Quand je suis arrivée à la Ravoire, ma mère qui m’accompagnait m’a littéralement déposée dans ma chambre et elle est repartie aussi sec. C’est brutal mais c’était ainsi. Comme un sparadrap que l’on arrache à toute vitesse pour ne pas avoir mal, la rupture devait être brutale. J’étais là toute seule, dans un univers que je devais découvrir, entourée de personnes que je devais apprivoiser ou être apprivoiser. Je devais tout découvrir par moi-même. Ma chambre, mes nouvelles copines qui à mon arrivée me paraissaient hostiles.

Je refusais de croire que j’étais comme elles, malade à un point où il fallait me séparer de tout mon univers.

Comment comprendre à ce moment précis que cette séparation brutale avec mon passé allait me sauver la vie ?

Comment comprendre que tout ce qui m’entourait maintenant serait mon univers durant tant de mois ?

Comment ne pas croire que j’étais punie parce que malade ?    
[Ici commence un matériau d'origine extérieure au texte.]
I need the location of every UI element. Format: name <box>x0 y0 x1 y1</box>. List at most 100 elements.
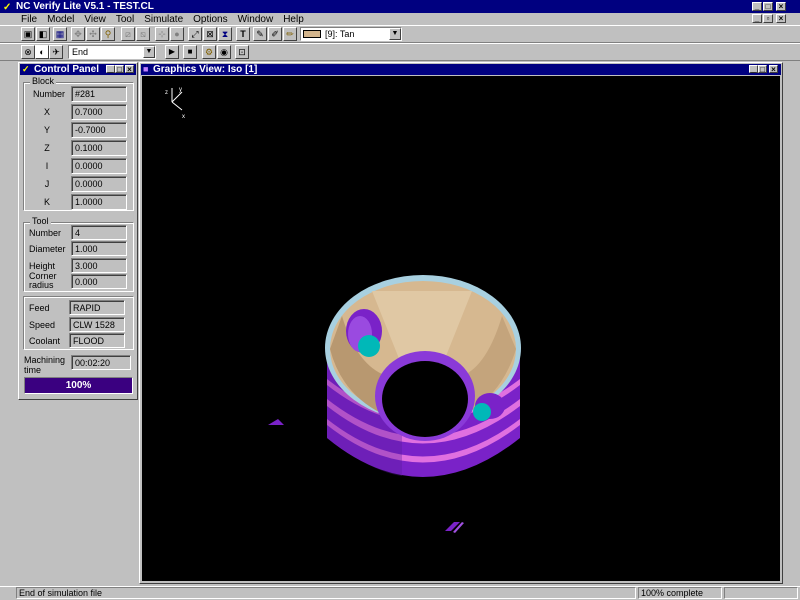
graphics-maximize-button[interactable]: □ <box>758 65 767 74</box>
save-icon[interactable]: ◧ <box>36 27 50 41</box>
tool-tip-left <box>358 335 380 357</box>
color-select[interactable]: [9]: Tan ▼ <box>300 27 402 41</box>
status-progress-text: 100% complete <box>641 588 704 598</box>
compare-icon[interactable]: ⊠ <box>203 27 217 41</box>
control-panel-title: Control Panel <box>34 64 100 75</box>
speed-field: CLW 1528 <box>69 317 125 332</box>
axis-y-label: y <box>179 87 182 93</box>
block-z-label: Z <box>44 143 50 153</box>
axis-x-label: x <box>182 114 185 120</box>
mode-select-value: End <box>72 47 89 57</box>
rewind-icon[interactable]: ◐ <box>35 45 49 59</box>
workpiece-model <box>325 275 521 477</box>
chip-fragment-1 <box>268 419 284 425</box>
section-icon[interactable]: ⧄ <box>121 27 135 41</box>
block-j-label: J <box>44 179 50 189</box>
graphics-canvas[interactable]: z y x <box>142 76 780 581</box>
mode-select[interactable]: End ▼ <box>68 45 156 59</box>
graphics-view-title: Graphics View: Iso [1] <box>153 64 258 75</box>
reset-icon[interactable]: ⊗ <box>21 45 35 59</box>
tool-corner-radius-label: Corner radius <box>29 271 57 290</box>
machining-time-field: 00:02:20 <box>71 355 131 370</box>
coolant-field: FLOOD <box>69 333 125 348</box>
app-title-bar: ✓ NC Verify Lite V5.1 - TEST.CL <box>0 0 800 13</box>
tool-color-icon[interactable]: ✏ <box>283 27 297 41</box>
progress-bar: 100% <box>24 377 133 394</box>
tool-select-icon[interactable]: ✎ <box>253 27 267 41</box>
doc-close-button[interactable]: × <box>776 14 786 23</box>
app-title: NC Verify Lite V5.1 - TEST.CL <box>16 1 154 12</box>
tool-icon[interactable]: T <box>236 27 250 41</box>
chevron-down-icon[interactable]: ▼ <box>143 46 155 58</box>
tool-tip-right <box>473 403 491 421</box>
tool-edit-icon[interactable]: ✐ <box>268 27 282 41</box>
doc-restore-button[interactable]: ▫ <box>763 14 773 23</box>
graphics-view-title-bar: ■ Graphics View: Iso [1] <box>141 64 781 75</box>
tool-number-label: Number <box>29 228 62 238</box>
tool-height-field: 3.000 <box>71 258 127 273</box>
block-group-label: Block <box>30 76 57 86</box>
block-y-label: Y <box>43 125 50 135</box>
menu-bar: File Model View Tool Simulate Options Window He… <box>16 13 309 25</box>
block-y-field: -0.7000 <box>71 122 127 138</box>
zoom-fit-icon[interactable]: ⊡ <box>235 45 249 59</box>
block-j-field: 0.0000 <box>71 176 127 192</box>
feed-field: RAPID <box>69 300 125 315</box>
tool-diameter-field: 1.000 <box>71 241 127 256</box>
block-x-field: 0.7000 <box>71 104 127 120</box>
axis-z-label: z <box>165 90 168 96</box>
ring-hole <box>382 361 468 437</box>
color-select-value: [9]: Tan <box>325 29 355 39</box>
status-message: End of simulation file <box>16 587 636 599</box>
block-number-label: Number <box>33 89 66 99</box>
app-close-button[interactable]: × <box>776 2 786 11</box>
block-i-label: I <box>45 161 49 171</box>
panel-icon: ✓ <box>22 64 30 74</box>
graphics-view-icon: ■ <box>143 64 149 74</box>
analyze-icon[interactable]: ⧗ <box>218 27 232 41</box>
tool-height-label: Height <box>29 261 56 271</box>
graphics-close-button[interactable]: × <box>769 65 778 74</box>
stop-icon[interactable]: ■ <box>183 45 197 59</box>
tool-group-label: Tool <box>30 216 51 226</box>
panel-maximize-button[interactable]: □ <box>115 65 124 74</box>
step-icon[interactable]: ✈ <box>49 45 63 59</box>
slice-icon[interactable]: ⧅ <box>136 27 150 41</box>
block-k-field: 1.0000 <box>71 194 127 210</box>
block-number-field: #281 <box>71 86 127 102</box>
speed-label: Speed <box>29 320 56 330</box>
app-minimize-button[interactable]: _ <box>752 2 762 11</box>
app-icon: ✓ <box>3 2 12 13</box>
tool-number-field: 4 <box>71 225 127 240</box>
app-maximize-button[interactable]: □ <box>763 2 773 11</box>
block-i-field: 0.0000 <box>71 158 127 174</box>
model-icon[interactable]: ▦ <box>53 27 67 41</box>
tool-corner-radius-field: 0.000 <box>71 274 127 289</box>
move-icon[interactable]: ✥ <box>71 27 85 41</box>
rotate-icon[interactable]: ✣ <box>86 27 100 41</box>
block-x-label: X <box>43 107 50 117</box>
settings-icon[interactable]: ⚙ <box>202 45 216 59</box>
chevron-down-icon[interactable]: ▼ <box>389 28 401 40</box>
tool-path-icon[interactable]: ⊹ <box>155 27 169 41</box>
status-progress: 100% complete <box>638 587 722 599</box>
doc-minimize-button[interactable]: _ <box>752 14 762 23</box>
panel-close-button[interactable]: × <box>125 65 134 74</box>
coolant-label: Coolant <box>29 336 61 346</box>
feed-label: Feed <box>29 303 50 313</box>
color-swatch <box>303 30 321 38</box>
sphere-icon[interactable]: ● <box>170 27 184 41</box>
view-icon[interactable]: ◉ <box>217 45 231 59</box>
block-k-label: K <box>43 197 50 207</box>
panel-minimize-button[interactable]: _ <box>106 65 115 74</box>
zoom-icon[interactable]: ⚲ <box>101 27 115 41</box>
status-pane-empty <box>724 587 798 599</box>
machining-time-label: Machining time <box>24 355 66 375</box>
play-icon[interactable]: ▶ <box>165 45 179 59</box>
graphics-svg: z y x <box>165 87 521 533</box>
block-z-field: 0.1000 <box>71 140 127 156</box>
measure-icon[interactable]: ⤢ <box>188 27 202 41</box>
progress-label: 100% <box>65 380 92 391</box>
graphics-minimize-button[interactable]: _ <box>749 65 758 74</box>
open-file-icon[interactable]: ▣ <box>21 27 35 41</box>
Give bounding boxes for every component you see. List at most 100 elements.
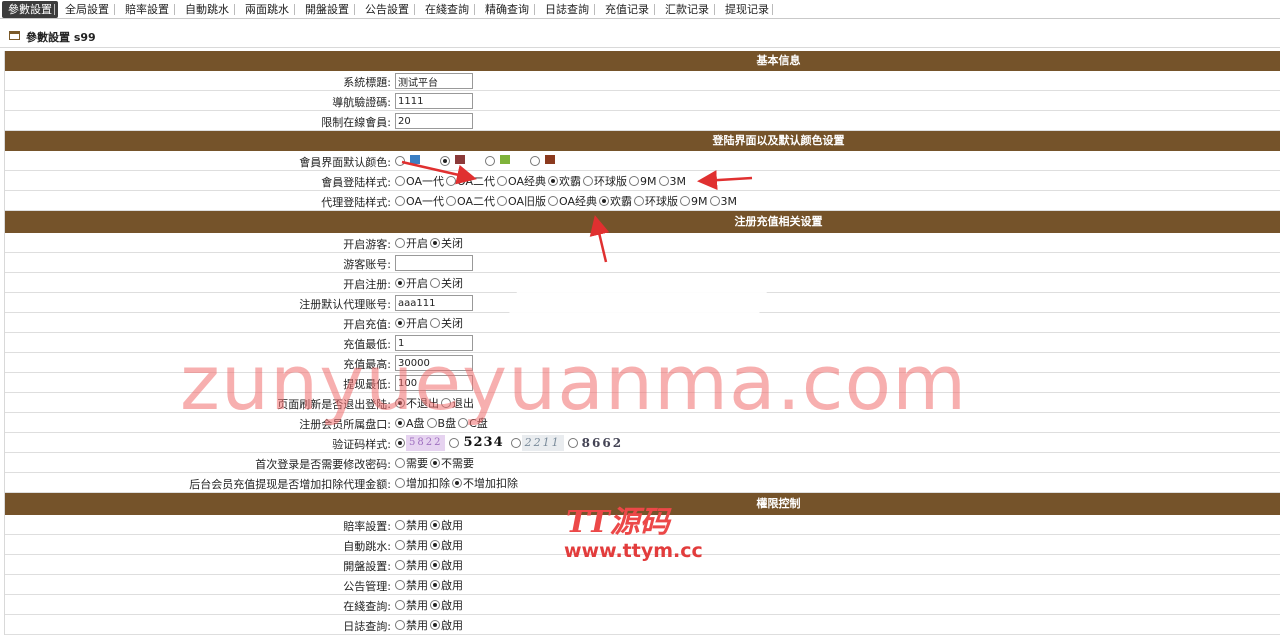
radio-button[interactable] — [458, 418, 469, 428]
radio-button[interactable] — [430, 458, 440, 468]
radio-button[interactable] — [395, 478, 405, 488]
agent-style-option[interactable]: OA旧版 — [497, 193, 546, 209]
recharge-max-input[interactable] — [395, 355, 473, 371]
tab-odds-settings[interactable]: 賠率設置 — [119, 1, 175, 18]
perm-disable-option[interactable]: 禁用 — [395, 597, 428, 613]
perm-disable-option[interactable]: 禁用 — [395, 537, 428, 553]
color-radio-green[interactable] — [485, 156, 495, 166]
radio-button[interactable] — [599, 196, 609, 206]
color-radio-blue[interactable] — [395, 156, 405, 166]
radio-button[interactable] — [548, 196, 558, 206]
tab-log-query[interactable]: 日誌查詢 — [539, 1, 595, 18]
member-style-option[interactable]: 欢霸 — [548, 173, 581, 189]
panel-option-a[interactable]: A盘 — [395, 415, 425, 431]
radio-button[interactable] — [395, 418, 405, 428]
recharge-min-input[interactable] — [395, 335, 473, 351]
agent-style-option[interactable]: OA经典 — [548, 193, 597, 209]
first-no-option[interactable]: 不需要 — [430, 455, 474, 471]
radio-button[interactable] — [430, 620, 440, 630]
member-style-option[interactable]: 3M — [658, 175, 686, 188]
tab-open-settings[interactable]: 開盤設置 — [299, 1, 355, 18]
perm-disable-option[interactable]: 禁用 — [395, 517, 428, 533]
perm-disable-option[interactable]: 禁用 — [395, 577, 428, 593]
perm-enable-option[interactable]: 啟用 — [430, 577, 463, 593]
radio-button[interactable] — [430, 600, 440, 610]
color-radio-brown[interactable] — [530, 156, 540, 166]
perm-disable-option[interactable]: 禁用 — [395, 557, 428, 573]
recharge-on-option[interactable]: 开启 — [395, 315, 428, 331]
radio-button[interactable] — [395, 458, 405, 468]
backend-no-option[interactable]: 不增加扣除 — [452, 475, 518, 491]
member-style-option[interactable]: OA经典 — [497, 173, 546, 189]
radio-button[interactable] — [426, 418, 437, 428]
radio-button[interactable] — [430, 520, 440, 530]
member-style-option[interactable]: 环球版 — [583, 173, 627, 189]
guest-off-option[interactable]: 关闭 — [430, 235, 463, 251]
register-agent-input[interactable] — [395, 295, 473, 311]
tab-precise-query[interactable]: 精确查询 — [479, 1, 535, 18]
refresh-yes-option[interactable]: 退出 — [441, 395, 474, 411]
radio-button[interactable] — [634, 196, 644, 206]
radio-button[interactable] — [709, 196, 720, 206]
online-limit-input[interactable] — [395, 113, 473, 129]
radio-button[interactable] — [430, 580, 440, 590]
tab-param-settings[interactable]: 參數設置 — [2, 1, 58, 18]
perm-disable-option[interactable]: 禁用 — [395, 617, 428, 633]
captcha-radio-4[interactable] — [567, 438, 578, 448]
radio-button[interactable] — [395, 318, 405, 328]
radio-button[interactable] — [497, 176, 507, 186]
radio-button[interactable] — [430, 278, 440, 288]
panel-option-c[interactable]: C盘 — [458, 415, 488, 431]
radio-button[interactable] — [395, 600, 405, 610]
radio-button[interactable] — [395, 620, 405, 630]
perm-enable-option[interactable]: 啟用 — [430, 517, 463, 533]
nav-code-input[interactable] — [395, 93, 473, 109]
radio-button[interactable] — [430, 540, 440, 550]
radio-button[interactable] — [395, 176, 405, 186]
tab-auto-dive[interactable]: 自動跳水 — [179, 1, 235, 18]
tab-recharge-record[interactable]: 充值记录 — [599, 1, 655, 18]
agent-style-option[interactable]: 9M — [680, 195, 708, 208]
withdraw-min-input[interactable] — [395, 375, 473, 391]
radio-button[interactable] — [583, 176, 593, 186]
refresh-no-option[interactable]: 不退出 — [395, 395, 439, 411]
perm-enable-option[interactable]: 啟用 — [430, 597, 463, 613]
radio-button[interactable] — [446, 196, 456, 206]
guest-on-option[interactable]: 开启 — [395, 235, 428, 251]
member-style-option[interactable]: OA一代 — [395, 173, 444, 189]
agent-style-option[interactable]: OA一代 — [395, 193, 444, 209]
agent-style-option[interactable]: 3M — [709, 195, 737, 208]
radio-button[interactable] — [497, 196, 507, 206]
radio-button[interactable] — [395, 580, 405, 590]
agent-style-option[interactable]: 环球版 — [634, 193, 678, 209]
tab-online-query[interactable]: 在綫查詢 — [419, 1, 475, 18]
radio-button[interactable] — [395, 278, 405, 288]
tab-remit-record[interactable]: 汇款记录 — [659, 1, 715, 18]
perm-enable-option[interactable]: 啟用 — [430, 557, 463, 573]
radio-button[interactable] — [430, 238, 440, 248]
agent-style-option[interactable]: 欢霸 — [599, 193, 632, 209]
radio-button[interactable] — [452, 478, 462, 488]
perm-enable-option[interactable]: 啟用 — [430, 537, 463, 553]
radio-button[interactable] — [395, 238, 405, 248]
tab-global-settings[interactable]: 全局設置 — [59, 1, 115, 18]
color-radio-maroon[interactable] — [440, 156, 450, 166]
radio-button[interactable] — [395, 196, 405, 206]
member-style-option[interactable]: 9M — [629, 175, 657, 188]
perm-enable-option[interactable]: 啟用 — [430, 617, 463, 633]
radio-button[interactable] — [395, 560, 405, 570]
first-need-option[interactable]: 需要 — [395, 455, 428, 471]
tab-notice-settings[interactable]: 公告設置 — [359, 1, 415, 18]
member-style-option[interactable]: OA二代 — [446, 173, 495, 189]
radio-button[interactable] — [548, 176, 558, 186]
radio-button[interactable] — [658, 176, 669, 186]
captcha-radio-2[interactable] — [449, 438, 460, 448]
recharge-off-option[interactable]: 关闭 — [430, 315, 463, 331]
radio-button[interactable] — [446, 176, 456, 186]
radio-button[interactable] — [395, 540, 405, 550]
register-on-option[interactable]: 开启 — [395, 275, 428, 291]
radio-button[interactable] — [430, 560, 440, 570]
radio-button[interactable] — [395, 520, 405, 530]
panel-option-b[interactable]: B盘 — [426, 415, 456, 431]
captcha-radio-1[interactable] — [395, 438, 405, 448]
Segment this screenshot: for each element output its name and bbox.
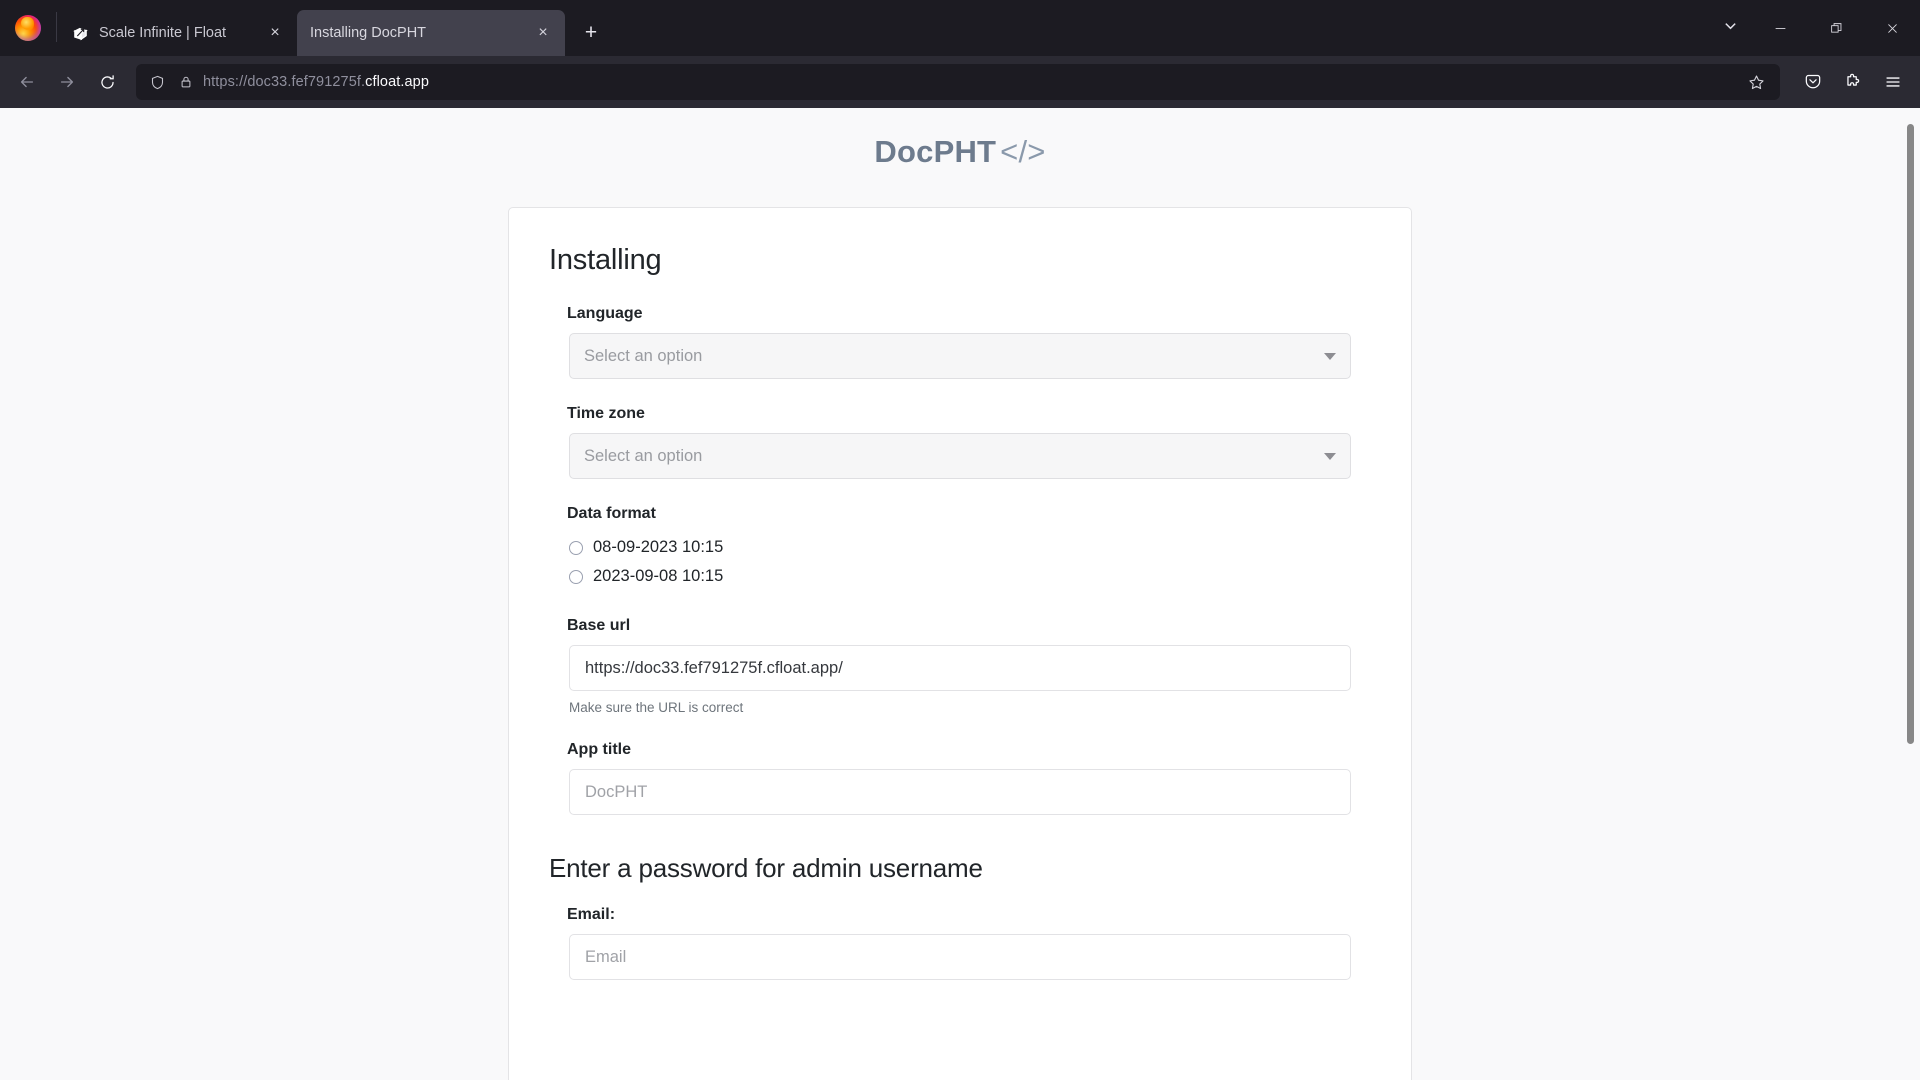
tab-scale-infinite[interactable]: Scale Infinite | Float ×	[57, 10, 297, 56]
toolbar-right-buttons	[1790, 63, 1912, 101]
code-glyph: </>	[1000, 134, 1046, 169]
app-title-input[interactable]: DocPHT	[569, 769, 1351, 815]
url-text[interactable]: https://doc33.fef791275f.cfloat.app	[203, 74, 1736, 90]
chevron-down-icon[interactable]	[1708, 6, 1752, 46]
cube-arrow-icon	[70, 23, 90, 43]
app-title-placeholder: DocPHT	[585, 782, 648, 801]
tab-title: Installing DocPHT	[310, 25, 427, 41]
tab-close-button[interactable]: ×	[263, 21, 287, 45]
field-app-title: App title DocPHT	[549, 741, 1371, 815]
url-prefix: https://doc33.fef791275f.	[203, 74, 366, 90]
firefox-logo	[0, 0, 56, 56]
language-label: Language	[567, 305, 643, 322]
docpht-install-page: DocPHT </> Installing Language Select an …	[0, 108, 1920, 1080]
timezone-control-wrap: Select an option	[549, 433, 1371, 479]
forward-arrow-icon[interactable]	[48, 63, 86, 101]
page-scrollbar[interactable]	[1905, 108, 1916, 1080]
reload-icon[interactable]	[88, 63, 126, 101]
tab-title: Scale Infinite | Float	[99, 25, 227, 41]
tab-close-button[interactable]: ×	[531, 21, 555, 45]
new-tab-button[interactable]: +	[570, 12, 612, 54]
radio-button-icon[interactable]	[569, 569, 583, 584]
base-url-help-text: Make sure the URL is correct	[569, 700, 744, 715]
tab-installing-docpht[interactable]: Installing DocPHT ×	[297, 10, 565, 56]
language-select-placeholder: Select an option	[584, 346, 703, 365]
base-url-control-wrap: https://doc33.fef791275f.cfloat.app/	[549, 645, 1371, 691]
scrollbar-thumb[interactable]	[1907, 124, 1914, 744]
page-title: DocPHT </>	[0, 134, 1920, 170]
email-control-wrap: Email	[549, 934, 1371, 980]
radio-option-ddmmyyyy[interactable]: 08-09-2023 10:15	[569, 533, 1371, 562]
timezone-select[interactable]: Select an option	[569, 433, 1351, 479]
tab-bar: Scale Infinite | Float × Installing DocP…	[0, 0, 1920, 56]
maximize-button[interactable]	[1808, 0, 1864, 56]
email-placeholder: Email	[585, 947, 627, 966]
language-select[interactable]: Select an option	[569, 333, 1351, 379]
base-url-input[interactable]: https://doc33.fef791275f.cfloat.app/	[569, 645, 1351, 691]
back-arrow-icon[interactable]	[8, 63, 46, 101]
shield-icon[interactable]	[145, 70, 169, 94]
firefox-logo-icon	[15, 15, 41, 41]
minimize-button[interactable]	[1752, 0, 1808, 56]
extensions-icon[interactable]	[1834, 63, 1872, 101]
language-control-wrap: Select an option	[549, 333, 1371, 379]
field-data-format: Data format 08-09-2023 10:15 2023-09-08 …	[549, 505, 1371, 591]
pocket-icon[interactable]	[1794, 63, 1832, 101]
radio-option-yyyymmdd[interactable]: 2023-09-08 10:15	[569, 562, 1371, 591]
field-timezone: Time zone Select an option	[549, 405, 1371, 479]
chevron-down-icon	[1324, 453, 1336, 460]
card-heading: Installing	[549, 244, 662, 276]
url-domain: cfloat.app	[365, 74, 430, 90]
page-viewport: DocPHT </> Installing Language Select an …	[0, 108, 1920, 1080]
install-form-card: Installing Language Select an option Tim…	[508, 207, 1412, 1080]
lock-icon[interactable]	[174, 70, 198, 94]
timezone-select-placeholder: Select an option	[584, 446, 703, 465]
timezone-label: Time zone	[567, 405, 645, 422]
field-base-url: Base url https://doc33.fef791275f.cfloat…	[549, 617, 1371, 715]
url-bar[interactable]: https://doc33.fef791275f.cfloat.app	[136, 64, 1780, 100]
email-field[interactable]: Email	[569, 934, 1351, 980]
data-format-label: Data format	[567, 505, 656, 522]
chevron-down-icon	[1324, 353, 1336, 360]
close-window-button[interactable]	[1864, 0, 1920, 56]
hamburger-menu-icon[interactable]	[1874, 63, 1912, 101]
browser-window: Scale Infinite | Float × Installing DocP…	[0, 0, 1920, 1080]
star-icon[interactable]	[1741, 67, 1771, 97]
email-label: Email:	[567, 906, 616, 923]
brand-name: DocPHT	[874, 134, 997, 169]
radio-button-icon[interactable]	[569, 540, 583, 555]
base-url-label: Base url	[567, 617, 631, 634]
radio-option-label: 2023-09-08 10:15	[593, 567, 724, 585]
navigation-toolbar: https://doc33.fef791275f.cfloat.app	[0, 56, 1920, 108]
field-email: Email: Email	[549, 906, 1371, 980]
window-controls	[1708, 0, 1920, 56]
radio-option-label: 08-09-2023 10:15	[593, 538, 724, 556]
app-title-control-wrap: DocPHT	[549, 769, 1371, 815]
base-url-value: https://doc33.fef791275f.cfloat.app/	[585, 658, 843, 677]
field-language: Language Select an option	[549, 305, 1371, 379]
app-title-label: App title	[567, 741, 631, 758]
password-section-heading: Enter a password for admin username	[549, 853, 983, 883]
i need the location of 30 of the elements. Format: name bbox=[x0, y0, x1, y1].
J’étais seule dans ce monde nouveau pour moi, et j’ai vécu mon arrivée comme un drame, une déchirure, une punition. Je regardais les personnes et je les détestais toutes, même les plus gentilles. Je ne voulais pas être là, je ne voulais pas être malade. Je voulais continuer ma vie, entourée des miens, vivre mon adolescence comme les autres. Et pourtant j’étais dans un sanatorium, malade, impuissante et désorientée.

J’ai vécu tout cela avec le sentiment que ma famille se débarrassait de moi, avait honte de ce que j’étais devenue, qu’il fallait me mettre à l’écart de tout et de tous parce que j’avais été méchante et qu’il fallait me punir d’être malade.

J’en voulais à ma mère d’être partie aussi vite, comme une voleuse, je ne savais pas encore que c’était dans la logique des choses, qu’il fallait pour elle comme pour moi que cela se passe ainsi.

Quand d’autres m’ont suivie j’ai compris que c’était pour tout le monde pareil. Il fallait que cela se passe ainsi.

La séparation devait être rapide, brutale et surtout sans appel.

Je comprends maintenant que ce moyen protégeait aussi bien ma famille que moi-même. Il n’y avait pas d’autres moyens. Impossible de faire autrement. Je devais faire le deuil de mon passé et il fallait que ce soit rapide.

Je devais prendre possession de ma nouvelle vie sans regarder à l’arrière. Mais je n’avais que 14 ans ! Comment comprendre cette brutalité des choses ? Comment les accepter sans en vouloir à ma mère qui avait accompli ce que je comprendrais plus tard, la « sale besogne » d’avoir à me jeter dans ce nouvel environnement ? Savait-elle ma maman que je lui en voudrais pour cela ? Comprendrait-elle qu’elle m’abandonnait ?

Je pense avec le recul que cela a du être aussi dur pour elle que pour moi, qu’elle a du culpabiliser de m’abandonner, et que comme moi elle a du être blessée de cette séparation voulue par le règlement du sanatorium.

Avec le recul je sais que c’était le meilleur moyen, ou plutôt la moins mauvaise solution.

Et j’en ai voulu à ma mère de m’avoir abandonnée.

Mais très vite, comme tous ceux qui ont vécu ce genre de séparation, je me suis adaptée, et très vite la Ravoire est devenue mon univers.

Mais aussi étrange que cela puisse paraitre, j’en ai encore plus voulue à ma famille d’avoir osé venir m’arracher littéralement de cet univers que j’avais appris à aimer. Parce que si l’arrivée à la Ravoire est barbare et sans cœur, alors le départ c’est encore pire !

J’ai vécu cela comme un drame. J’avais refais ma vie, mes habitudes et voilà que cette famille qui m’avait abandonnée un an et des poussières plus tôt venait m’enlever encore une fois mes habitudes, mes ami(e)s, mon monde, mes protections comme l’extérieur.

J’en ai voulu à ma famille d’avoir osé m’enlever tout cela. Ma famille aurait du me laisser à la Ravoire, je n’avais plus besoin d’eux, j’avais refait ma vie sans eux.

Je ne voulais pas partir, je ne voulais pas retrouver ma vie d’avant.

Ma famille, je l’avais reconstruite sans eux, ils étaient devenus des étrangers, ils ne pouvaient pas comprendre ce que j’avais vécu sans eux.

Encore une fois, à cause de ma famille, je subissais une séparation brutale et incompréhensible. Encore une fois, je devais mettre un terme à mes habitudes, mon ancrage. Encore une fois, je devais refaire et reconstruire ma vie.

Plus tard, j’ai du à nouveau refaire et reconstruire, mais j’en avais pris l’habitude, et maintenant je sais que tout ce que la vie m’a séparé et éloigné ne sera jamais aussi brutal que mon arrivée et mon départ de la Ravoire.